Suddenly Anthony jumped down and edged his way along the ridge below the boulders. “Come on,” he called. “I'll show you something else.” Father John started after him, but by the time he reached the ridge, Anthony had disappeared. He looked down the mountain expecting to see the Indian zigzagging through the brush and trees, but no one was there. “Where'd you go?” he hollered. The wind sighed through the ponderosas, and the last of the daylight played across the bushes and rocks.
“Here I am.” Anthony sprang upward, as if he'd been propelled out of the pile of boulders a few feet above Father John.
“How'd you get up there?”
“I'm in the eagle catch,” Anthony said. “Only way in is down below.” He nodded toward two boulders, close to where Father John stood, then slid down out of sight. After a moment he appeared several feet down the mountainside. Father John picked his way down. He couldn't make out where Anthony had come from. The boulders were wedged together without enough space for anyone to squeeze through.
“Harvey showed me the eagle catch when I was little,” the Arapaho said. “Only eagle clan people know how to catch the eagles and take their feathers. Harvey was the last to catch the eagles when he was still a boy. He'd gather brush and pile it on top of the catch like a nest. Then he'd lay a dead rabbit on it and slip into the catch below. Sometimes he'd wait there two or three days. Soon's the eagle swooped down for the rabbit, he'd grab it by the legs and hold it while he plucked out a few tail feathers. Then he'd let it go. He always left some sage in the catch to thank the eagle for his feathers.”
Pushing back thick scrub brush, Anthony exposed a narrow opening between the boulders. “Want to go in?”
Father John bent down and looked into the narrow tunnel running under the boulders. If he got inside, he might not get out. “No thanks,” he said. “I'm not a member of the eagle clan.”
“I would've been an eagle catcher like Harvey if the government hadn't outlawed it. Just as well, I guess. It was a lonely job. Now we get our feathers from the forest rangers. Whenever they find a dead eagle, they freeze it and send it to us.” Anthony let the brush fall slowly back into place. There was no trace of the tunnel. “When the eagle catcher dies,” he went on, “he turns into an eagle and flies straight to God.”

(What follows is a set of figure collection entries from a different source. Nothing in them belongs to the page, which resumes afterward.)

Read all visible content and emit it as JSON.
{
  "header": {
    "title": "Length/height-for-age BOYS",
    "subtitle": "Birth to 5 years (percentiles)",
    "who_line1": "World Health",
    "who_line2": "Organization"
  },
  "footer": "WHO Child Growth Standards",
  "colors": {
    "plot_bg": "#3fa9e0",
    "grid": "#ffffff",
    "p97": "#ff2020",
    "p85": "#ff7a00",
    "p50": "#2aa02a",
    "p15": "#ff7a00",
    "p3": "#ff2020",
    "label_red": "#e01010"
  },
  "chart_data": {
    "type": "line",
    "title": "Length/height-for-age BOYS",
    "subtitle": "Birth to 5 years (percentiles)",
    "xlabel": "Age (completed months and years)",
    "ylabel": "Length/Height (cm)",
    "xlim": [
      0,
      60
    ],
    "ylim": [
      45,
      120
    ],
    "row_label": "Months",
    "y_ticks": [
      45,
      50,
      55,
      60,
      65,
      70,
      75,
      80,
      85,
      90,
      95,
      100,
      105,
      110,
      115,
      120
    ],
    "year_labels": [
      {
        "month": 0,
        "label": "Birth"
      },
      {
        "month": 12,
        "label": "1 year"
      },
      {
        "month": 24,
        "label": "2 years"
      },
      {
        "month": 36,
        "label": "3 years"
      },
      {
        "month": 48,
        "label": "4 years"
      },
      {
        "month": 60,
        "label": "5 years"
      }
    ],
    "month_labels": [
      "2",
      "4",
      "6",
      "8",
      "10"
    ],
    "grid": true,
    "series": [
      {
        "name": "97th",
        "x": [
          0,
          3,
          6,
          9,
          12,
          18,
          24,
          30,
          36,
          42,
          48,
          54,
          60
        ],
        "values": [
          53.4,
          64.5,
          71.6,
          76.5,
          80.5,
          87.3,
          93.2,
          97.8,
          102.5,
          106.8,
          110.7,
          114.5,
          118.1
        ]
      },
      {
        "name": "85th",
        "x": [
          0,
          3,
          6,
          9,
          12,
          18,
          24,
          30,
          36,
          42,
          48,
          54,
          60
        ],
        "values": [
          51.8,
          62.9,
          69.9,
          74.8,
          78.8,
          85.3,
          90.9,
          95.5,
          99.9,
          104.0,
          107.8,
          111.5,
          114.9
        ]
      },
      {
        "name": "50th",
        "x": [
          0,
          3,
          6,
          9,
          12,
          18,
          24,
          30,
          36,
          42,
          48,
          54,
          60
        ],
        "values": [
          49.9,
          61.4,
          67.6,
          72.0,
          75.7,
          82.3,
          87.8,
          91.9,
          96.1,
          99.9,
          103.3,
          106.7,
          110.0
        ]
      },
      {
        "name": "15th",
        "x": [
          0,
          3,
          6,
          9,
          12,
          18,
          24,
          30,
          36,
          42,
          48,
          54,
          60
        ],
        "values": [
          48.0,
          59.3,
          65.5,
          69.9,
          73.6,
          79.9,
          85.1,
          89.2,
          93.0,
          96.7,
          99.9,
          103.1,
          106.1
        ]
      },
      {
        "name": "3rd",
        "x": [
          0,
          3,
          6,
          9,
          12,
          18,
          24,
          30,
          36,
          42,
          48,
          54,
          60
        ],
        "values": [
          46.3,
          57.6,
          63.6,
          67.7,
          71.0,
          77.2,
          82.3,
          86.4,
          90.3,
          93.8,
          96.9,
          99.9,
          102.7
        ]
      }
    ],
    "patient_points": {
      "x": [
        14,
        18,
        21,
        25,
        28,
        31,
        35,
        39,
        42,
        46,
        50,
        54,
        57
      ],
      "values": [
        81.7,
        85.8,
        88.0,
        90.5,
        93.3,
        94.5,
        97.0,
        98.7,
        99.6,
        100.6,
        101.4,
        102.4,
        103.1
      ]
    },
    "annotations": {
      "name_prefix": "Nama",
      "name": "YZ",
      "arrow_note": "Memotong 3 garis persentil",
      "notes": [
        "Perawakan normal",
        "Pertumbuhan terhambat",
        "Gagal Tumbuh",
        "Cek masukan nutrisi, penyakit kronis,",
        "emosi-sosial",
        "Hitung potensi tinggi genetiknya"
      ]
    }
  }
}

The last of the daylight shimmered through the trees under a sky that had turned purple. “Hadn't we better get down?” Father John suggested. “While I can still see where I'm going?”
26
M
OONLIGHT WASHED ACROSS the red bricks of the tribal office building as Father John turned off the ignition and pressed the stop button on the tape player.
The Magic Flute
snapped off, leaving the last notes to fade in the air. Grabbing the handle of the player, he stepped out of the Toyota. The parking lot was deserted. With no interruptions—just Mozart for company—he could put in a couple hours on the history files. The answers were there, he was certain. He had to find them.
Using the keys Banner had given him, he let himself in the front door and groped along the wall for the light switch. Moonlight poured like rain through the window, but most of the lobby was shrouded in darkness. He thought he saw something move in the shadows of the hallway. “Who's there?” he called.